Parfois il n’y a pas forcément grand-chose à inventer, mais plutôt à ré-éclairer.
Comment inventer le théâtre de demain ?
En restant au plus proche de ses convictions, sans céder à la facilité, en continuant à être exigeant, curieux, et à ne pas prendre les spectateurs pour des imbéciles. Parfois il n’y a pas forcément grand-chose à inventer, mais plutôt à ré-éclairer. Mais également par le biais d’auteurs vivants, il est de notre devoir d’aller à leur rencontre, de continuer à les lire, de s’enrichir les uns et les autres. Il n’y a pas de recette miracle pour moi, il y a des intuitions, des visions, des convictions... et du travail, du travail et du travail !
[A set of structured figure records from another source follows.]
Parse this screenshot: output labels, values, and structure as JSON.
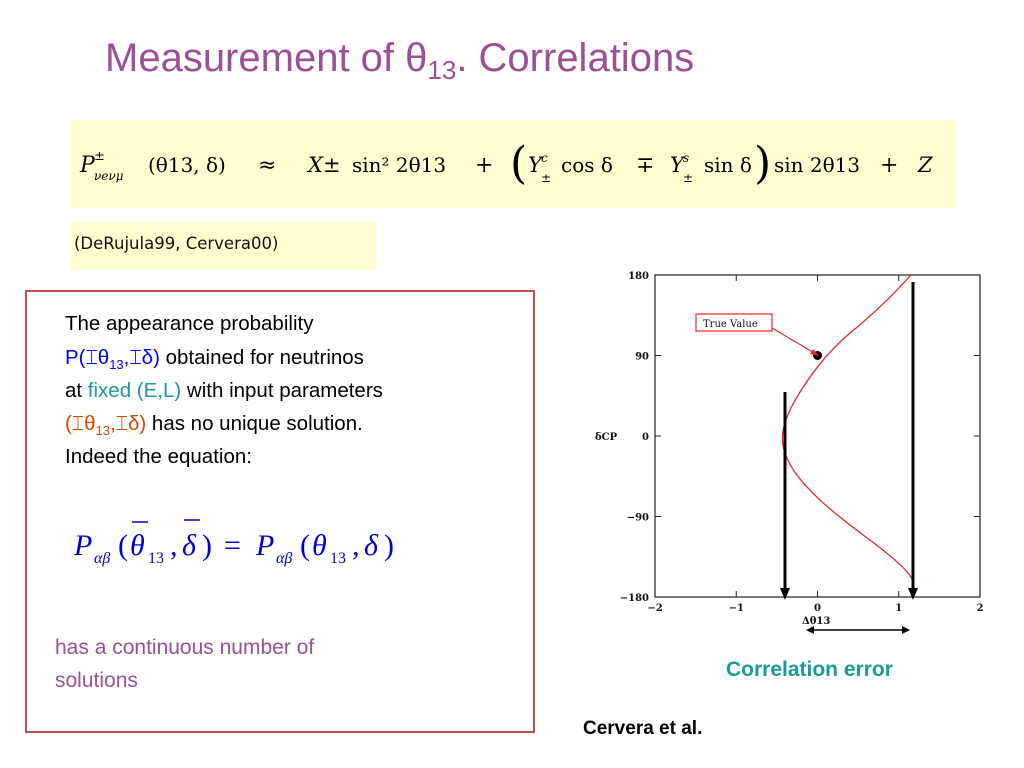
{
  "title": {
    "text": "Measurement of θ",
    "sub": "13",
    "rest": ". Correlations"
  },
  "formula": {
    "P": "P",
    "P_sup": "±",
    "P_sub": "νeνμ",
    "args": "(θ13, δ)",
    "approx": "≈",
    "X": "X±",
    "term1": "sin² 2θ13",
    "plus1": "+",
    "Yc": "Y",
    "Yc_sup": "c",
    "Yc_sub": "±",
    "cos": "cos δ",
    "mp": "∓",
    "Ys": "Y",
    "Ys_sup": "s",
    "Ys_sub": "±",
    "sin": "sin δ",
    "term2": "sin 2θ13",
    "plus2": "+",
    "Z": "Z"
  },
  "reference": "(DeRujula99,  Cervera00)",
  "description": {
    "line1": "The appearance probability",
    "line2_a": "P(",
    "line2_sym1": "⌶θ",
    "line2_sub": "13",
    "line2_comma": ",",
    "line2_sym2": "⌶δ)",
    "line2_b": " obtained for neutrinos",
    "line3_a": "at ",
    "line3_fixed": "fixed (E,L)",
    "line3_b": " with input parameters",
    "line4_a": "(⌶θ",
    "line4_sub": "13",
    "line4_b": ",⌶δ)",
    "line4_c": " has no unique solution.",
    "line5": "Indeed the equation:"
  },
  "equation": {
    "lhs_P": "P",
    "lhs_sub": "αβ",
    "lhs_args_open": "(",
    "theta_bar": "θ",
    "sub13a": "13",
    "comma1": ",",
    "delta_bar": "δ",
    "close1": ")",
    "eq": "=",
    "rhs_P": "P",
    "rhs_sub": "αβ",
    "open2": "(",
    "theta": "θ",
    "sub13b": "13",
    "comma2": ",",
    "delta": "δ",
    "close2": ")"
  },
  "continuous": {
    "line1": "has a continuous number of",
    "line2": "solutions"
  },
  "correlation_label": "Correlation error",
  "citation": "Cervera et al.",
  "chart_data": {
    "type": "line",
    "xlabel": "Δθ13",
    "ylabel": "δCP",
    "xlim": [
      -2,
      2
    ],
    "ylim": [
      -180,
      180
    ],
    "xticks": [
      "−2",
      "−1",
      "0",
      "1",
      "2"
    ],
    "yticks": [
      "180",
      "90",
      "0",
      "−90",
      "−180"
    ],
    "annotation": "True Value",
    "true_value": {
      "x": 0,
      "y": 90
    },
    "series": [
      {
        "color": "#e8262a",
        "x": [
          1.15,
          0.95,
          0.6,
          0.2,
          -0.15,
          -0.4,
          -0.45,
          -0.3,
          0.0,
          0.4,
          0.85,
          1.15,
          1.2,
          1.15
        ],
        "y": [
          180,
          160,
          130,
          100,
          60,
          20,
          -10,
          -40,
          -70,
          -100,
          -130,
          -155,
          -170,
          -180
        ]
      }
    ]
  }
}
La grande force du théâtre de demain c’est l’histoire avant tout, avant les "têtes d’affiche" avant les moyens déployés. C’est l’histoire, ce que l’on y raconte intimement de soi, l’endroit où cela va nous cueillir, toucher, nous interpeller quel que soit le registre dans lequel l’artiste s’inscrit d’ailleurs. Je rêve d'un monde artistique, où l'on pourrait unir nos envies, nos idées, nos egos et non pas l’inverse pour placer la recherche, la création, au centre de tout et pour tous.
Votre définition de la culture ?
Une terre que l’on soigne toute l’année pour y accueillir l’autre avec les couleurs, les mots, les images, la musique… Ce sont les petites graines que l’on choisit de planter suivant les saisons pour les années à venir ! Pour moi la culture est synonyme de vitalité ! Et donc de bonne santé ! Comme je le disais, la culture pour moi c’est un apprentissage, sur soi et sur le monde, qui passe par tous les sens.
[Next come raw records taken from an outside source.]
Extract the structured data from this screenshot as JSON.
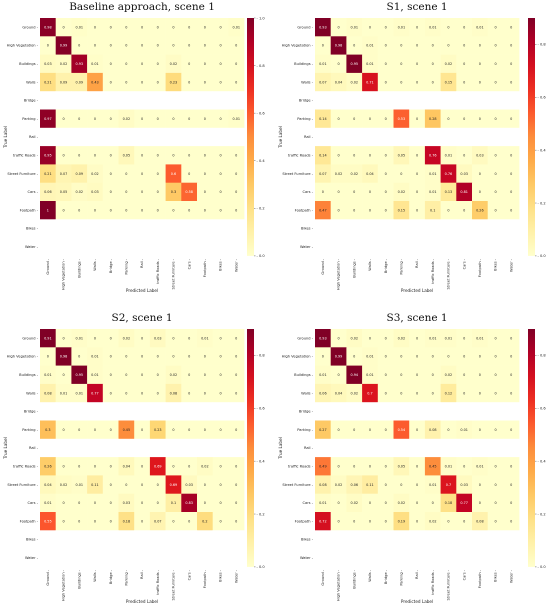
{
  "chart_data": [
    {
      "type": "heatmap",
      "title": "Baseline approach, scene 1",
      "xlabel": "Predicted Label",
      "ylabel": "True Label",
      "categories": [
        "Ground",
        "High Vegetation",
        "Buildings",
        "Walls",
        "Bridge",
        "Parking",
        "Rail",
        "traffic Roads",
        "Street Furniture",
        "Cars",
        "Footpath",
        "Bikes",
        "Water"
      ],
      "vmin": 0,
      "vmax": 1.0,
      "colorbar_ticks": [
        "0.0",
        "0.2",
        "0.4",
        "0.6",
        "0.8",
        "1.0"
      ],
      "values": [
        [
          0.98,
          0,
          0.01,
          0,
          0,
          0,
          0,
          0,
          0,
          0,
          0,
          0,
          0.01
        ],
        [
          0,
          0.99,
          0,
          0,
          0,
          0,
          0,
          0,
          0,
          0,
          0,
          0,
          0
        ],
        [
          0.03,
          0.02,
          0.93,
          0.01,
          0,
          0,
          0,
          0,
          0.02,
          0,
          0,
          0,
          0
        ],
        [
          0.21,
          0.09,
          0.09,
          0.43,
          0,
          0,
          0,
          0,
          0.23,
          0,
          0,
          0,
          0
        ],
        [
          null,
          null,
          null,
          null,
          null,
          null,
          null,
          null,
          null,
          null,
          null,
          null,
          null
        ],
        [
          0.97,
          0,
          0,
          0,
          0,
          0.02,
          0,
          0,
          0,
          0,
          0,
          0,
          0.01
        ],
        [
          null,
          null,
          null,
          null,
          null,
          null,
          null,
          null,
          null,
          null,
          null,
          null,
          null
        ],
        [
          0.95,
          0,
          0,
          0,
          0,
          0.05,
          0,
          0,
          0,
          0,
          0,
          0,
          0
        ],
        [
          0.21,
          0.07,
          0.09,
          0.02,
          0,
          0,
          0,
          0,
          0.6,
          0,
          0,
          0,
          0
        ],
        [
          0.06,
          0.05,
          0.02,
          0.03,
          0,
          0,
          0,
          0,
          0.3,
          0.58,
          0,
          0,
          0
        ],
        [
          1,
          0,
          0,
          0,
          0,
          0,
          0,
          0,
          0,
          0,
          0,
          0,
          0
        ],
        [
          null,
          null,
          null,
          null,
          null,
          null,
          null,
          null,
          null,
          null,
          null,
          null,
          null
        ],
        [
          null,
          null,
          null,
          null,
          null,
          null,
          null,
          null,
          null,
          null,
          null,
          null,
          null
        ]
      ]
    },
    {
      "type": "heatmap",
      "title": "S1, scene 1",
      "xlabel": "Predicted Label",
      "ylabel": "True Label",
      "categories": [
        "Ground",
        "High Vegetation",
        "Buildings",
        "Walls",
        "Bridge",
        "Parking",
        "Rail",
        "traffic Roads",
        "Street Furniture",
        "Cars",
        "Footpath",
        "Bikes",
        "Water"
      ],
      "vmin": 0,
      "vmax": 0.9,
      "colorbar_ticks": [
        "0.0",
        "0.2",
        "0.4",
        "0.6",
        "0.8"
      ],
      "values": [
        [
          0.93,
          0,
          0.01,
          0,
          0,
          0.01,
          0,
          0.01,
          0,
          0,
          0.01,
          0,
          0
        ],
        [
          0,
          0.98,
          0,
          0.01,
          0,
          0,
          0,
          0,
          0,
          0,
          0,
          0,
          0
        ],
        [
          0.01,
          0,
          0.95,
          0.01,
          0,
          0,
          0,
          0,
          0.02,
          0,
          0,
          0,
          0
        ],
        [
          0.07,
          0.04,
          0.02,
          0.71,
          0,
          0,
          0,
          0,
          0.15,
          0,
          0,
          0,
          0
        ],
        [
          null,
          null,
          null,
          null,
          null,
          null,
          null,
          null,
          null,
          null,
          null,
          null,
          null
        ],
        [
          0.14,
          0,
          0,
          0,
          0,
          0.53,
          0,
          0.28,
          0,
          0,
          0,
          0,
          0
        ],
        [
          null,
          null,
          null,
          null,
          null,
          null,
          null,
          null,
          null,
          null,
          null,
          null,
          null
        ],
        [
          0.14,
          0,
          0,
          0,
          0,
          0.05,
          0,
          0.76,
          0.01,
          0,
          0.03,
          0,
          0
        ],
        [
          0.07,
          0.02,
          0.02,
          0.04,
          0,
          0,
          0,
          0.01,
          0.76,
          0.03,
          0,
          0,
          0
        ],
        [
          0,
          0,
          0,
          0,
          0,
          0.02,
          0,
          0.01,
          0.13,
          0.81,
          0,
          0,
          0
        ],
        [
          0.47,
          0,
          0,
          0,
          0,
          0.15,
          0,
          0.1,
          0,
          0,
          0.26,
          0,
          0
        ],
        [
          null,
          null,
          null,
          null,
          null,
          null,
          null,
          null,
          null,
          null,
          null,
          null,
          null
        ],
        [
          null,
          null,
          null,
          null,
          null,
          null,
          null,
          null,
          null,
          null,
          null,
          null,
          null
        ]
      ]
    },
    {
      "type": "heatmap",
      "title": "S2, scene 1",
      "xlabel": "Predicted Label",
      "ylabel": "True Label",
      "categories": [
        "Ground",
        "High Vegetation",
        "Buildings",
        "Walls",
        "Bridge",
        "Parking",
        "Rail",
        "traffic Roads",
        "Street Furniture",
        "Cars",
        "Footpath",
        "Bikes",
        "Water"
      ],
      "vmin": 0,
      "vmax": 0.9,
      "colorbar_ticks": [
        "0.0",
        "0.2",
        "0.4",
        "0.6",
        "0.8"
      ],
      "values": [
        [
          0.91,
          0,
          0.01,
          0,
          0,
          0.02,
          0,
          0.03,
          0,
          0,
          0.01,
          0,
          0
        ],
        [
          0,
          0.98,
          0,
          0.01,
          0,
          0,
          0,
          0,
          0,
          0,
          0,
          0,
          0
        ],
        [
          0.01,
          0,
          0.95,
          0.01,
          0,
          0,
          0,
          0,
          0.02,
          0,
          0,
          0,
          0
        ],
        [
          0.08,
          0.01,
          0.01,
          0.77,
          0,
          0,
          0,
          0,
          0.08,
          0,
          0,
          0,
          0
        ],
        [
          null,
          null,
          null,
          null,
          null,
          null,
          null,
          null,
          null,
          null,
          null,
          null,
          null
        ],
        [
          0.3,
          0,
          0,
          0,
          0,
          0.45,
          0,
          0.23,
          0,
          0,
          0,
          0,
          0
        ],
        [
          null,
          null,
          null,
          null,
          null,
          null,
          null,
          null,
          null,
          null,
          null,
          null,
          null
        ],
        [
          0.26,
          0,
          0,
          0,
          0,
          0.04,
          0,
          0.69,
          0,
          0,
          0.02,
          0,
          0
        ],
        [
          0.04,
          0.02,
          0.01,
          0.11,
          0,
          0,
          0,
          0,
          0.69,
          0.03,
          0,
          0,
          0
        ],
        [
          0.01,
          0,
          0,
          0,
          0,
          0.03,
          0,
          0,
          0.1,
          0.83,
          0,
          0,
          0
        ],
        [
          0.55,
          0,
          0,
          0,
          0,
          0.18,
          0,
          0.07,
          0,
          0,
          0.2,
          0,
          0
        ],
        [
          null,
          null,
          null,
          null,
          null,
          null,
          null,
          null,
          null,
          null,
          null,
          null,
          null
        ],
        [
          null,
          null,
          null,
          null,
          null,
          null,
          null,
          null,
          null,
          null,
          null,
          null,
          null
        ]
      ]
    },
    {
      "type": "heatmap",
      "title": "S3, scene 1",
      "xlabel": "Predicted Label",
      "ylabel": "True Label",
      "categories": [
        "Ground",
        "High Vegetation",
        "Buildings",
        "Walls",
        "Bridge",
        "Parking",
        "Rail",
        "traffic Roads",
        "Street Furniture",
        "Cars",
        "Footpath",
        "Bikes",
        "Water"
      ],
      "vmin": 0,
      "vmax": 0.9,
      "colorbar_ticks": [
        "0.0",
        "0.2",
        "0.4",
        "0.6",
        "0.8"
      ],
      "values": [
        [
          0.93,
          0,
          0.02,
          0,
          0,
          0.02,
          0,
          0.01,
          0.01,
          0,
          0.01,
          0,
          0
        ],
        [
          0,
          0.99,
          0,
          0.01,
          0,
          0,
          0,
          0,
          0,
          0,
          0,
          0,
          0
        ],
        [
          0.01,
          0,
          0.94,
          0.01,
          0,
          0,
          0,
          0,
          0.02,
          0,
          0,
          0,
          0
        ],
        [
          0.06,
          0.04,
          0.02,
          0.7,
          0,
          0,
          0,
          0,
          0.12,
          0,
          0,
          0,
          0
        ],
        [
          null,
          null,
          null,
          null,
          null,
          null,
          null,
          null,
          null,
          null,
          null,
          null,
          null
        ],
        [
          0.27,
          0,
          0,
          0,
          0,
          0.54,
          0,
          0.08,
          0,
          0.01,
          0,
          0,
          0
        ],
        [
          null,
          null,
          null,
          null,
          null,
          null,
          null,
          null,
          null,
          null,
          null,
          null,
          null
        ],
        [
          0.49,
          0,
          0,
          0,
          0,
          0.05,
          0,
          0.45,
          0.01,
          0,
          0.01,
          0,
          0
        ],
        [
          0.08,
          0.02,
          0.06,
          0.11,
          0,
          0,
          0,
          0.01,
          0.7,
          0.03,
          0,
          0,
          0
        ],
        [
          0.01,
          0,
          0.02,
          0,
          0,
          0.02,
          0,
          0,
          0.18,
          0.77,
          0,
          0,
          0
        ],
        [
          0.72,
          0,
          0,
          0,
          0,
          0.19,
          0,
          0.02,
          0,
          0,
          0.08,
          0,
          0
        ],
        [
          null,
          null,
          null,
          null,
          null,
          null,
          null,
          null,
          null,
          null,
          null,
          null,
          null
        ],
        [
          null,
          null,
          null,
          null,
          null,
          null,
          null,
          null,
          null,
          null,
          null,
          null,
          null
        ]
      ]
    }
  ]
}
Vos batailles pour la culture ?
Je me sens souvent impuissante quand il s’agit de faire entendre l’essentiel. Dès que je le peux je m’informe et me mobilise. Ma bataille principale est de continuer à y croire, de continuer à écrire, à monter les projets, à ne pas lâcher, de garder une précieuse "naïveté" et de rester positive.
J’entretiens toujours des rapports intimes avec mes personnages.
Votre rencontre avec un metteur en scène ?
Marcel Bluwal, dans À droite toute, un téléfilm. Une préparation digne d’un long-métrage, un grand homme avec qui j’ai eu la chance de tourner, d’autant plus qu’il y témoigne de son époque, de son histoire. Un privilège pour moi. Et puis au théâtre, j’ai eu aussi la chance de rencontrer Wajdi Mouawad en 2001, avant qu’il ne soit vraiment "connu" en France. Un auteur metteur en scène, dont l’univers m’a tellement fascinée.
Votre personnage fétiche ?
J’affectionne tous les personnages que j’ai interprétés. J’entretiens toujours des rapports intimes avec eux ! Mais s’il fallait en choisir un, ce serait Viola dans La Nuit des rois de William Shakespeare, pour l’avoir seulement effleuré.
Votre futur projet ?
La Grande Musique de Stéphane Guérin mis en scène par Salomé Villiers et Mon sexe est une fête un seule en scène que j’ai co-écrit avec mon metteur en scène Pierre Hélie.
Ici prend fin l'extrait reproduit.